Adachi T, Kurata J, Nakao S, Murakawa M, Shichino T, Shirakami G, Shinomura T, Mori K
Department of Anesthesia, Kyoto University Hospital, Japan.
Anesth Analg. 1994 Jun;78(6):1154-7. doi: 10.1213/00000539-199406000-00023.
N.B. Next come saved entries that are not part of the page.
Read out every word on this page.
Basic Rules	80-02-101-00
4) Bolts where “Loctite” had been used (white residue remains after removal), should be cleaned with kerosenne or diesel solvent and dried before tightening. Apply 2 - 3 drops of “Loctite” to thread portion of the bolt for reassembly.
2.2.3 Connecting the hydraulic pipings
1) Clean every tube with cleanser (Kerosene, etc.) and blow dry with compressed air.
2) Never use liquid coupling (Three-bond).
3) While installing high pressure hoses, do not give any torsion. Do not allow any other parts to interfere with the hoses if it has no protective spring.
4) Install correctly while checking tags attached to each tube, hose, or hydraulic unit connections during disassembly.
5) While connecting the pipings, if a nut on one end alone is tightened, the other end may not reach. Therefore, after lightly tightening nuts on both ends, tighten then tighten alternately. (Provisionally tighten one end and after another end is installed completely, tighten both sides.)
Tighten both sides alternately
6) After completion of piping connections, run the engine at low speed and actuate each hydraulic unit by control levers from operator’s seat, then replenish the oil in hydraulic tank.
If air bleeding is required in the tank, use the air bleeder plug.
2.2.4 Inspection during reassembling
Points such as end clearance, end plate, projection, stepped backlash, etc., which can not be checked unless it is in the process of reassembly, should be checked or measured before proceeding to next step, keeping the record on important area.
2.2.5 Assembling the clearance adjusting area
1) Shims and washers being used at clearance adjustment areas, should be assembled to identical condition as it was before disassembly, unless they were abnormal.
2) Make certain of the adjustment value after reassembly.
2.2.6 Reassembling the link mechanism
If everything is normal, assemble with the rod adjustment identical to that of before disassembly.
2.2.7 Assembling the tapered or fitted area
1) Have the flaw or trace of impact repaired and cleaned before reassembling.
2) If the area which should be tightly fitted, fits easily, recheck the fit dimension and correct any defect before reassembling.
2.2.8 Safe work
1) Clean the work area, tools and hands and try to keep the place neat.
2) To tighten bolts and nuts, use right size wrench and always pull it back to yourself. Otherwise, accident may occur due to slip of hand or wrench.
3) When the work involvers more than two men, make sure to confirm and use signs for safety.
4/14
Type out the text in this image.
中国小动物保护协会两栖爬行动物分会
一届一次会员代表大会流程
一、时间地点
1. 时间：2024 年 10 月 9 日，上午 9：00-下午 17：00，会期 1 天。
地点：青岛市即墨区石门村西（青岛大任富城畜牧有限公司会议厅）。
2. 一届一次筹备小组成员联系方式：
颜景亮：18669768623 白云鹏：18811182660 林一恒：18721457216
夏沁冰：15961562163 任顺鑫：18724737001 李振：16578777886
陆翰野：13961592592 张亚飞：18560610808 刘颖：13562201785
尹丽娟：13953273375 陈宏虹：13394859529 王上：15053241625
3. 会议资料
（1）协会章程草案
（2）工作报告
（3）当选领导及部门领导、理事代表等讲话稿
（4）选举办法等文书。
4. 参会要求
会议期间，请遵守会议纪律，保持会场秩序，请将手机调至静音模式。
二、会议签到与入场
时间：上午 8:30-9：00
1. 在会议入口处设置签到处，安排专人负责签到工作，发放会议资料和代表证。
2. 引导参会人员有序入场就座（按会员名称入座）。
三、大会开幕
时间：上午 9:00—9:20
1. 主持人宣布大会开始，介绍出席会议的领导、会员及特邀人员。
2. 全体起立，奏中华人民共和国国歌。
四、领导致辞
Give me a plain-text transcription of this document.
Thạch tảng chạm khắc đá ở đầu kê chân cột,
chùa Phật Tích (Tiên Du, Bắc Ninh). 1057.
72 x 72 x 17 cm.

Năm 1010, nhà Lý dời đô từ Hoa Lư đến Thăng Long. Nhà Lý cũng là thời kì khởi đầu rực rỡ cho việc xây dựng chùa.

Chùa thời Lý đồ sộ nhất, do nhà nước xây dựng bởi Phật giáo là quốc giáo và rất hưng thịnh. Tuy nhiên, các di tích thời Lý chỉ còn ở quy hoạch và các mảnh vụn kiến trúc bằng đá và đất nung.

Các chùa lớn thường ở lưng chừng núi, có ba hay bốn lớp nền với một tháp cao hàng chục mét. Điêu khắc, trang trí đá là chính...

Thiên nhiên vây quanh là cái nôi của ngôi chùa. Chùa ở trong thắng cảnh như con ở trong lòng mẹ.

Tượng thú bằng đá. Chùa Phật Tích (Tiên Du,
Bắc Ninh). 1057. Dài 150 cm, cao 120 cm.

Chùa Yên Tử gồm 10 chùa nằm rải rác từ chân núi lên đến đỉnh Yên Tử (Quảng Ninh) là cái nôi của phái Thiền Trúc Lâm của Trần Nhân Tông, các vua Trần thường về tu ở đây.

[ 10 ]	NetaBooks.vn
Nitric oxide (NO) synthase inhibitor (N omega-nitro-L-arginine methyl ester [L-NAME]) has been reported to reduce minimum alveolar anesthetic concentration (MAC) of halothane when administered intravenously (i.v.) and to reduce thermal hyperalgesia, or produce antinociception in the formalin test, when administered intracerebroventricularly (ICV) or intrathecally (IT). This study attempts to identify the site(s) in the central nervous system (CNS) where L-NAME acts to reduce the halothane MAC. For this purpose, we examined the effects of i.v., ICV, and IT administration of L-NAME on the halothane MAC in rats. In contrast to an earlier study, we did not observe any decrease in the halothane MAC after i.v. (10-30 mg/kg) administration of L-NAME. ICV (100 micrograms) and IT (100 micrograms and 1 mg) administration of L-NAME also did not alter the halothane MAC. These findings indicate that the L-arginine-NO pathway is not involved in the mechanism of action of halothane to suppress mechanical nociceptive response or in the nociceptive neural mechanism of mechanical stimulation.
据报道,一氧化氮(NO)合酶抑制剂(Nω-硝基-L-精氨酸甲酯 [L-NAME])静脉注射时可降低氟烷的最低肺泡麻醉浓度(MAC),而脑室内(ICV)或鞘内(IT)注射时可减轻热痛觉过敏,或在福尔马林试验中产生抗伤害感受作用。本研究试图确定L-NAME在中枢神经系统(CNS)中发挥作用以降低氟烷MAC的位点。为此,我们研究了静脉注射、脑室内注射和鞘内注射L-NAME对大鼠氟烷MAC的影响。与早期研究不同,我们未观察到静脉注射(10 - 30 mg/kg)L-NAME后氟烷MAC有任何降低。脑室内注射(100微克)和鞘内注射(100微克和1毫克)L-NAME也未改变氟烷MAC。这些发现表明,L-精氨酸-NO途径不参与氟烷抑制机械性伤害感受反应的作用机制,也不参与机械刺激的伤害性神经机制。